Perry Mason laughed.

"Go ask Manchester about it," he said.

Riker stared moodily at Mason.

"And you're not going to give us a break?"

Mason said slowly: "Riker, I'd like to help you boys out, but I can't tell you the name of the man who employed me. I don't think it would be fair. But I can tell you this much…"

He stopped and drummed with his fingers on the edge of his desk.

"Go on and tell us," Riker said.

Perry Mason heaved a deep sigh.

"There's a girl," he said, "from Cloverdale—his last victim—a girl named Marjorie Clune. She's here in the city somewhere."

"Where?" asked Riker.

"I'm sure I couldn't tell you," Mason said.

"All right, go on," Johnson told him. "What about her?"

"I don't know so much about her," Perry Mason said. "But she's got a sweetheart who came on from Cloverdale—a Mr. Robert Doray. He's staying at the Midwick Hotel; that's out on East Faulkner Street. He's a heck of a nice chap. I'm sure he wouldn't have any murder ideas in his system. But if he had run across Patton, he might have given him an awful beating."

"Now," said Riker, "you're giving us a break."

Mason's expression was wideeyed in its babyfaced innocence.

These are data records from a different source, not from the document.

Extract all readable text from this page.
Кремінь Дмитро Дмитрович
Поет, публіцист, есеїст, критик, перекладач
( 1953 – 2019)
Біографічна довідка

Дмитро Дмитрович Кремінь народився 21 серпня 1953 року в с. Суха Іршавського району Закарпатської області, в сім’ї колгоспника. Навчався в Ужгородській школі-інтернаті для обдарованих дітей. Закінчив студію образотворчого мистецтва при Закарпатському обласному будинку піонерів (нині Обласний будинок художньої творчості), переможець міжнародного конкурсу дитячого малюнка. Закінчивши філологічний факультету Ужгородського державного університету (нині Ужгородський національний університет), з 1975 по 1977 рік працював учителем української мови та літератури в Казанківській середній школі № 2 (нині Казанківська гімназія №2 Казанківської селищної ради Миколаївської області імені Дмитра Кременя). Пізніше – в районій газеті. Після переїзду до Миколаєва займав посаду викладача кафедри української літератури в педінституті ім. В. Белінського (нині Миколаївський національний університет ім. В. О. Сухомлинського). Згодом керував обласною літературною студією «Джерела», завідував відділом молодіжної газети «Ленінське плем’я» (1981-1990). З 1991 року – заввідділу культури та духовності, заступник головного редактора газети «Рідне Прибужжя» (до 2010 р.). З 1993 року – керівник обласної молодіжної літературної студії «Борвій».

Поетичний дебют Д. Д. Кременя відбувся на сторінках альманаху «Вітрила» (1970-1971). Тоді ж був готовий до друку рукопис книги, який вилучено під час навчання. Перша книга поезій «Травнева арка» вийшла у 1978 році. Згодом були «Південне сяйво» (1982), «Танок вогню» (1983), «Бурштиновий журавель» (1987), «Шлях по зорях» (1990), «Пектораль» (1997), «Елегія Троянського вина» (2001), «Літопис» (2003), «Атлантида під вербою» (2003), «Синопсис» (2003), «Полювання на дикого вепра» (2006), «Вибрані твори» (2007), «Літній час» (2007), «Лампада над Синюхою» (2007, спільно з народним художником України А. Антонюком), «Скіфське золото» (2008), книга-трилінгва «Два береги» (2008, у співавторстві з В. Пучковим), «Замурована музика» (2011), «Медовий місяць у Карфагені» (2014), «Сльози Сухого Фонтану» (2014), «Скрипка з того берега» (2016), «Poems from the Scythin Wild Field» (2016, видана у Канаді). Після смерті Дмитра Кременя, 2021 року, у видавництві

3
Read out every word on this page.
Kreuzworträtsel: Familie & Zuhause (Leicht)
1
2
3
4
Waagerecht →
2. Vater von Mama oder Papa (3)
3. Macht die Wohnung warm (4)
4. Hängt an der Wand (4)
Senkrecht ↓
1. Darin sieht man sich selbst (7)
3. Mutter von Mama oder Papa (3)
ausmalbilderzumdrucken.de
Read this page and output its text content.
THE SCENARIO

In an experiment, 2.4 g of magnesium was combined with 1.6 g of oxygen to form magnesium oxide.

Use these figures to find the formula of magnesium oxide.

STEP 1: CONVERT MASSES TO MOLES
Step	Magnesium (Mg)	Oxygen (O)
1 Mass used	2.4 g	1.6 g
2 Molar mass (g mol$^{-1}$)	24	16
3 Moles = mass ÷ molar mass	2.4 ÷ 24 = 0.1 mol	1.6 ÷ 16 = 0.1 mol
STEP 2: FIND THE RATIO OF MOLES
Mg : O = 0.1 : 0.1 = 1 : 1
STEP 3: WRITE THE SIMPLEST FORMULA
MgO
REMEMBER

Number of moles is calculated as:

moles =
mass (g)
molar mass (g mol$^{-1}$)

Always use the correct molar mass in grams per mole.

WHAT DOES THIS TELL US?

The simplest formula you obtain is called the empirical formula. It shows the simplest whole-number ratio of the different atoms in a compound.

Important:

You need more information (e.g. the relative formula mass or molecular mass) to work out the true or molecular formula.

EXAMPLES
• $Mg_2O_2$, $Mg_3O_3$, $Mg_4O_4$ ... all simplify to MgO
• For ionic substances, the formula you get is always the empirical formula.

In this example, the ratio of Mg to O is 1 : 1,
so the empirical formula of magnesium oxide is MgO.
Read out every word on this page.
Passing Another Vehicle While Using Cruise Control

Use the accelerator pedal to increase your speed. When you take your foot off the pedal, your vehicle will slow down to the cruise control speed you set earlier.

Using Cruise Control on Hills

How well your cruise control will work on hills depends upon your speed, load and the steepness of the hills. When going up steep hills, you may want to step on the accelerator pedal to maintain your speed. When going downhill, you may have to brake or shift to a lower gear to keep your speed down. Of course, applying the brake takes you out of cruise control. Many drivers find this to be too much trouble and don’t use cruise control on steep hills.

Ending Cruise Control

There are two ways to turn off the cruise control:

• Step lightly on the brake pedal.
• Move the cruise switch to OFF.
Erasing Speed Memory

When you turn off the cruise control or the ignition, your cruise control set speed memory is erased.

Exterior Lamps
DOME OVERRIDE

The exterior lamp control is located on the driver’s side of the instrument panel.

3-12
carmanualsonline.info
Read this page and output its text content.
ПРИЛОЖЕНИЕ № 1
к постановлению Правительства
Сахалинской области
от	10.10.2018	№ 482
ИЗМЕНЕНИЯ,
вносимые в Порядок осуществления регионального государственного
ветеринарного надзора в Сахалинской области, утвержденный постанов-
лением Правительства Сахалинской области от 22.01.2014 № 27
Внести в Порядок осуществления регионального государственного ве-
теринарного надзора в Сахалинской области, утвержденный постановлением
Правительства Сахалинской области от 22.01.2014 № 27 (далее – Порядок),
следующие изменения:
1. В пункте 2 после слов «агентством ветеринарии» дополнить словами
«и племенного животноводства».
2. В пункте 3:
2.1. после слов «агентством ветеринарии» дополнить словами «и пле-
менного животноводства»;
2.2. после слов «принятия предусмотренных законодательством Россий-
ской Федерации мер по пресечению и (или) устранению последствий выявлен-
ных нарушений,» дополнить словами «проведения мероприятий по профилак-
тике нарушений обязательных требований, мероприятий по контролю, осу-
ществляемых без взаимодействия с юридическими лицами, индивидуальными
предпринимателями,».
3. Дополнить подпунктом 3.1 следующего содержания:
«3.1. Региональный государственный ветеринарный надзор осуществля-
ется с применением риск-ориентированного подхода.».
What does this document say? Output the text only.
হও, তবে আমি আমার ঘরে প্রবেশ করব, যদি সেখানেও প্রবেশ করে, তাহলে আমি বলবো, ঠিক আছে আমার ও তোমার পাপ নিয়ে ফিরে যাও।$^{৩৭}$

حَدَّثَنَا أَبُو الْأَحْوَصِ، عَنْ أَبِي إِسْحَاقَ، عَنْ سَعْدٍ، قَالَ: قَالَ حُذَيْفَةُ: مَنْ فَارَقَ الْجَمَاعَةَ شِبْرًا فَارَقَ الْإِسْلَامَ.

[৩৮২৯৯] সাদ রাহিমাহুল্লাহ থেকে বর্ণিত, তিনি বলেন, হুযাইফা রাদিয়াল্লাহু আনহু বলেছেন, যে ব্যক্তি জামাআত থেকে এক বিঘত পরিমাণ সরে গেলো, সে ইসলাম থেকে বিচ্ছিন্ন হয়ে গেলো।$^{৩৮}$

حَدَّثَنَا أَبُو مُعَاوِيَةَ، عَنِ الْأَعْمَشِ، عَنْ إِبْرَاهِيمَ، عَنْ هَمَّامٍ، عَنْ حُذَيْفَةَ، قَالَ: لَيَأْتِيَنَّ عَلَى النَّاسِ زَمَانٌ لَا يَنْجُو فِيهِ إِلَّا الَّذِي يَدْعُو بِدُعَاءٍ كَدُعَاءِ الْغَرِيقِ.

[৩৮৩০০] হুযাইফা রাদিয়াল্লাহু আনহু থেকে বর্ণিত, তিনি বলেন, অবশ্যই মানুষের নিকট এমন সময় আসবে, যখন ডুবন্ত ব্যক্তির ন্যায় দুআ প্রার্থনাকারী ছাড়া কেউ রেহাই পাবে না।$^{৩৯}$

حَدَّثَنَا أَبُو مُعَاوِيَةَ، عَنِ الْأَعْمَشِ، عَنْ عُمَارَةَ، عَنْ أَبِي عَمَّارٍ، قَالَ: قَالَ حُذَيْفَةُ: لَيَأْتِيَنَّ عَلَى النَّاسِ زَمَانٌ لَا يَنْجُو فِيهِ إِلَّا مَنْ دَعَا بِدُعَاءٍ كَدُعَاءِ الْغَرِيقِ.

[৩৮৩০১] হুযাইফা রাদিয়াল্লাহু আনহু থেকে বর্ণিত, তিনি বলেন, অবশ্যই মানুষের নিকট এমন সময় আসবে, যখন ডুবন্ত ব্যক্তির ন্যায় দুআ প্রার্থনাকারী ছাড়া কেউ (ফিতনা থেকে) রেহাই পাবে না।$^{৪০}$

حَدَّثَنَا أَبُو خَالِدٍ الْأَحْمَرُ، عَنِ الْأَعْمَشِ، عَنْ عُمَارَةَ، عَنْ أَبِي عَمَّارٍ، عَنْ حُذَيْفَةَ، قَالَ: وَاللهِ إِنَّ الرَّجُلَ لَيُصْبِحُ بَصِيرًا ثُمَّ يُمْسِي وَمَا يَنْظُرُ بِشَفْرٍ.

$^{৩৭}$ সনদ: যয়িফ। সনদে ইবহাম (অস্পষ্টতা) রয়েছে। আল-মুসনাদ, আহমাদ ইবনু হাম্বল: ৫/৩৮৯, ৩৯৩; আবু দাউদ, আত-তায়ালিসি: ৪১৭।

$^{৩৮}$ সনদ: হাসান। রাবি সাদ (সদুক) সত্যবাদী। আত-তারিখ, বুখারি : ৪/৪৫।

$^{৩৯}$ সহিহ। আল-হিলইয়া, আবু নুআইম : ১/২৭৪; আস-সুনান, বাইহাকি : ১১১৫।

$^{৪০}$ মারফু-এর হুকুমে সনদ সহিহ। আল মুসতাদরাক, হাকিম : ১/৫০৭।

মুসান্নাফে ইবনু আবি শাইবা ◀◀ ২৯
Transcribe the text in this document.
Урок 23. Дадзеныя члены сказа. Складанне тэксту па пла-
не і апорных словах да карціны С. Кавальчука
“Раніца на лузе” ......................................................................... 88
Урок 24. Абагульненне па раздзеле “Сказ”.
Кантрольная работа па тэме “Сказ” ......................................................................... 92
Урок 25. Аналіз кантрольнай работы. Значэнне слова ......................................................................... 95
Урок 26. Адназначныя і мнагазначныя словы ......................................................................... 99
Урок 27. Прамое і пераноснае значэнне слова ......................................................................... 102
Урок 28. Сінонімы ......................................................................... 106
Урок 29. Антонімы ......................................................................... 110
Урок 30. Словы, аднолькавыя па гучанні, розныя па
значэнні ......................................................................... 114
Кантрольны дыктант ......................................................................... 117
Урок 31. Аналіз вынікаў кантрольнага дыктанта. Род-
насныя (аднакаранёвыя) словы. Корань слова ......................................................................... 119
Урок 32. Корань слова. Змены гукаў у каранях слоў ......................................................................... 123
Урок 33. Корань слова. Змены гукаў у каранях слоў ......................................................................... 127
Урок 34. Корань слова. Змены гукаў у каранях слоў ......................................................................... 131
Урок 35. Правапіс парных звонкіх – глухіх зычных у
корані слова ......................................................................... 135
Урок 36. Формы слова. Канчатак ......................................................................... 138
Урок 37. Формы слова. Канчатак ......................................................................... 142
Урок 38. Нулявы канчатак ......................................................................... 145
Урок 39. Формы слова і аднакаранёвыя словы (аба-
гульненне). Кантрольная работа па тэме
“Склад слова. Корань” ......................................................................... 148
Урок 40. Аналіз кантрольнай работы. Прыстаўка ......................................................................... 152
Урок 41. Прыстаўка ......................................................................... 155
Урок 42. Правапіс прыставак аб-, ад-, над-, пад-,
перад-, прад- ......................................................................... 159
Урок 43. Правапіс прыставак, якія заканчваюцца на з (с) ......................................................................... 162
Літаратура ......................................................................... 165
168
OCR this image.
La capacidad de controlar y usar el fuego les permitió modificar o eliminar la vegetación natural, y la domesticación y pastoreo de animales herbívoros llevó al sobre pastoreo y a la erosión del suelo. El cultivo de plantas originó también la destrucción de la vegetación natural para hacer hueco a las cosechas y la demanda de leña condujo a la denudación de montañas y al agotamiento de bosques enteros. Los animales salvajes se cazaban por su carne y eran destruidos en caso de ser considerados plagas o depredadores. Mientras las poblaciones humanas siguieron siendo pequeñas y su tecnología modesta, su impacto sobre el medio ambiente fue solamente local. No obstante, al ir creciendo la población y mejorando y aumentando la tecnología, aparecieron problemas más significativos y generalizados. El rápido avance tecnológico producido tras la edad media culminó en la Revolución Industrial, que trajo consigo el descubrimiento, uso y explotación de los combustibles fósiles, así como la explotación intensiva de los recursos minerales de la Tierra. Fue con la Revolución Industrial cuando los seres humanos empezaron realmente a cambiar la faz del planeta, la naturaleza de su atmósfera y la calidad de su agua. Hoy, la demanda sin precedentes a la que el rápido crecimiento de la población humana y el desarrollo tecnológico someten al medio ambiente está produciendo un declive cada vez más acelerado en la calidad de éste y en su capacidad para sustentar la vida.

"Sure I am," he said. "I told you I was willing to give you all the breaks I could. Shucks, you fellows are working for a living, just the same as I am. As a matter of fact, I've got nothing against the police on any of my cases. The police build up the best case they can, and I come into court and try to knock it down. That's business. If you fellows didn't build up your cases so you could make arrests, there wouldn't be any possibility for me to make fees by defending a man. A guy doesn't pay a lawyer fee before he's in trouble."

Riker nodded.

"That's so," he said.

"Can you tell us anything else about this Marjorie Clune?" asked Johnson.

Perry Mason rang for Della Street.

"Della," he said, "bring me that file in the Case of the Lucky Legs, will you?"

The girl nodded, stepped to the files and a moment later returned with a legal jacket.

Perry Mason nodded to her.

"That's all," he said.

She closed the door to the outer office with an indignant bang.

Perry Mason pulled the photograph out of the jacket.

"Well, boys," he said, holding up the photograph, "that photograph is of Marjorie Clune. Think you'd recognize her if you saw her again?"

Riker whistled.

Both men got from their chairs and came closer to look at the photograph.

"A girl with legs like that," Johnson proclaimed, "was just born to cause trouble. I'll bet she's mixed in this murder case."

Mason shrugged his shoulders.

"Can't prove it by me, boys," he said cheerfully. "I got a fee to prosecute Patton. Now he's dead and I don't have to prosecute him. You can check up on all of my statements by getting in touch with Manchester. In the meantime, you'd better make a check on this Dr. Doray. By the time the news gets into the papers, Doray may decide there's nothing to keep him here, and go on back to Cloverdale."